Above all, listen to your subject’s answers, and ask follow-up questions. My business coach Ed Gandia turned me on to the “so what?” approach to interviewing. For example, if you ask, “What are some tangible benefits you realized after implementing ABC solution?” she may reply, “We reduced loan closing times by 25%.” Don’t stop there.

Ask yourself “So what?” and ask your interviewee, “What did that reduction in closing time mean for your staff? Are they able to process more loans, or take on additional duties now? What do the faster closings mean for your customers? Did they get their money more quickly? What were they able to achieve? Is your company more competitive in the marketplace now?” These questions will help uncover those “golden nuggets” that make for truly compelling stories.

3. Save time with smart technology: To save both time and effort, I use a few inexpensive (or free) technology solutions. First, I always record my interviews. Most often I do phone interviews, and I like using FreeConferenceCall.com. As the name implies, the basic service is free. You get a dedicated, reusable, password-protected conference line, and free call recording with ample storage space (you can pay a fee for additional storage). I have found the service to be extremely reliable and easy to use.

If I need to interview a source in person, I use the voice memo app on my iPhone. I have not experienced any issues with sound quality using the built-in microphone on the iPhone, but I recommend interviewing your subject in a quiet room, and testing the positioning of your smartphone’s mike beforehand.

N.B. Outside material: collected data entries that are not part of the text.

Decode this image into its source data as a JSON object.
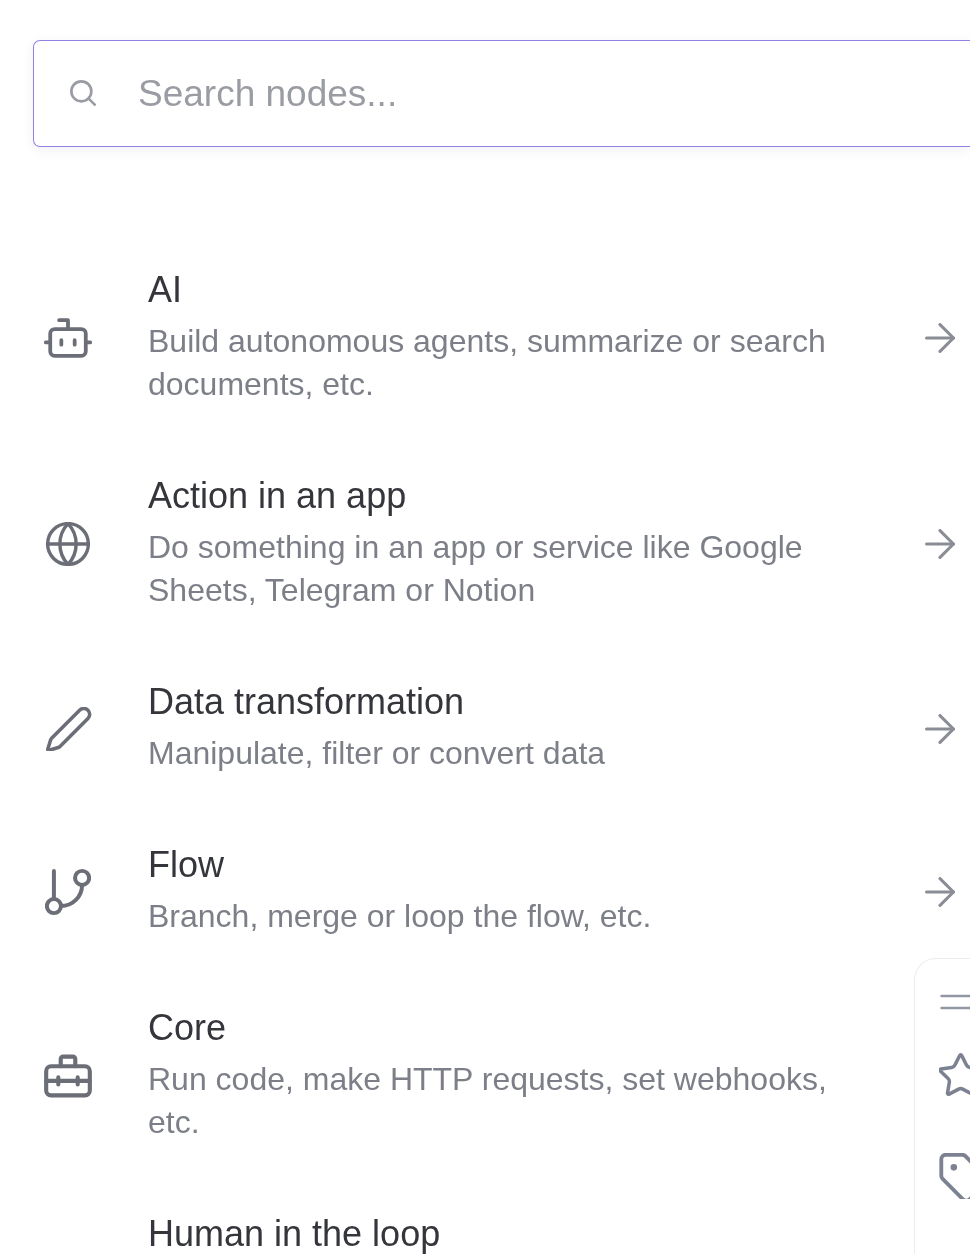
{
  "search": {
    "placeholder": "Search nodes..."
  },
  "categories": [
    {
      "title": "AI",
      "description": "Build autonomous agents, summarize or search documents, etc."
    },
    {
      "title": "Action in an app",
      "description": "Do something in an app or service like Google Sheets, Telegram or Notion"
    },
    {
      "title": "Data transformation",
      "description": "Manipulate, filter or convert data"
    },
    {
      "title": "Flow",
      "description": "Branch, merge or loop the flow, etc."
    },
    {
      "title": "Core",
      "description": "Run code, make HTTP requests, set webhooks, etc."
    },
    {
      "title": "Human in the loop"
    }
  ]
}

Once you have the recording in hand, I highly recommend using an online transcription service, such as Rev.com. I’ve used Rev.com for years, and find them consistently accurate. The price is right (currently at $1.25 per transcribed minute), so for a typical 30-minute interview, it will only set you back thirty bucks. Rev.com keeps getting better and faster, and the company promises to turnaround your transcription in just twelve hours. This is money very well spent.